Gun Island by Amitav Ghosh
★★☆☆☆
With his Ibis Trilogy, published between 2008 and 2015, Amitav Ghosh proved himself an estimable literary force: framed around the Opium Wars of the mid 1800s and set in Calcutta, Mauritius, and Hong Kong, the Ibis Trilogy is literary escapism at its finest, equal parts high seas adventure, historical saga, and post-colonial examination. It’s a thrilling tale to get lost in, and one easy to recommend to other intrepid readers.
Fans eagerly awaiting a follow-up will have surely noticed a slim book of nonfiction called The Great Derangement that came out in 2016, which addresses climate change and the world’s difficulty with understanding just how much this crisis has permeated our lives. Ghosh discusses how literature rarely seems to touch upon the situation, and that in the realm of contemporary fiction, climate change still seems non-existent.
Ghosh’s problematic new novel, Gun Island, attempts to blend the compelling prose of The Ibis Trilogy and the contemplative urgency of The Great Derangement. Steeped in Bengali lore and set between India, Italy, and the United States, Gun Island aims to recreate the spirit of a lost literary adventure but gets uncomfortably bogged down in teachable moments. Ghosh incorporates the very real threat of climate change into his novel with such a heavy hand that his story irreparably suffers.
It begins well: Dinanath “Dino” Datta is an antiquarian book dealer invited by an old acquaintance to investigate a strange occurrence having to do with a local legend. As the story goes, centuries earlier in the Sundarban Islands, a man known as the Gun Merchant built a shrine to Manasa Devi, the goddess of snakes. In 1970, when the Bhola cyclone hit, Dino’s friend claimed to have seen a shrine that seemed untouched by the devastating storm. She had been haunted by the vision ever since, and fears that time may be running out to get to the bottom of the mystery. “The islands of the Sundarbans are constantly being swallowed up by the sea,” she explains to Dino, “they’re disappearing before our eyes.”
Dino decides to visit the shrine, propelled by an eerie recollection of his own and a hope that the journey might reveal some anthropological knowledge that would prove relevant to his work. This exploration sets off a chain of events that all appear to unfold by happenstance: characters are coincidentally met, symbols are conveniently deciphered, illuminating etymologies are effortlessly teased out, and memories are suddenly jogged, all amounting to a transcontinental trek that brings Dino from India to Los Angeles, eventually settling in Venice for a lengthy investigation.
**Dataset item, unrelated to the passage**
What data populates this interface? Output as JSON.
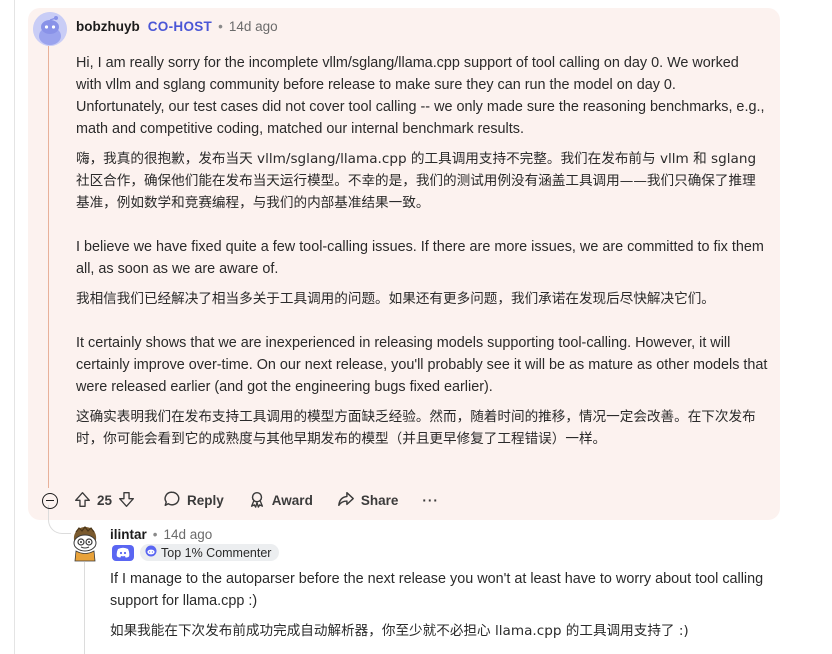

“I just remembered a little bit of the story, as my grandfather used to tell it,” a character suddenly explains in one of Gun Island’s many scenes of problem-solving and rumination. “Yes, of course,” Dino contemplates elsewhere in the novel, “it was all chance, these unlikely encounters, these improbable intersections between the past and the present…” “There seemed to be a pattern,” he later posits, “as if something or someone had taken possession of us for reasons beyond our understanding.” A mysterious adventure is certainly more fun if readers feel like there’s some sense of sequential logic they can follow, but Gun Island attempts to bypass such conventions in the name of sudden, lightning-flash moments of realization and redirection. This is not with the reader’s enjoyment in mind: Ghosh torques Dino’s journey into something more useful to him and his message of impending climate doom.
When Dino’s journey brings him to Los Angeles, he has to deal with wildfires. When he meets a romantic interest, she’s a marine biologist, devastated by the plight of the dolphins. When he’s nearly killed by a venomous spider, it’s explained that “temperatures are rising around the world because of global warming. This means that the habitats of various kinds of animals are also changing. The brown recluse spider is extending its range into places where it wasn’t found before.”
This didactic, heavy hand prevails and smothers Ghosh’s initially-promising synthesis of literary folklore and contemporary storytelling. What remains is a thinly plotted after-school-special that appears to exist solely to check Ghosh’s boxes of climate-related offences in the world. Gun Island is a disappointing amalgamation of two important texts that should have never been blended, at least not in this way. It is a step backwards for Ghosh, who is clearly capable of better.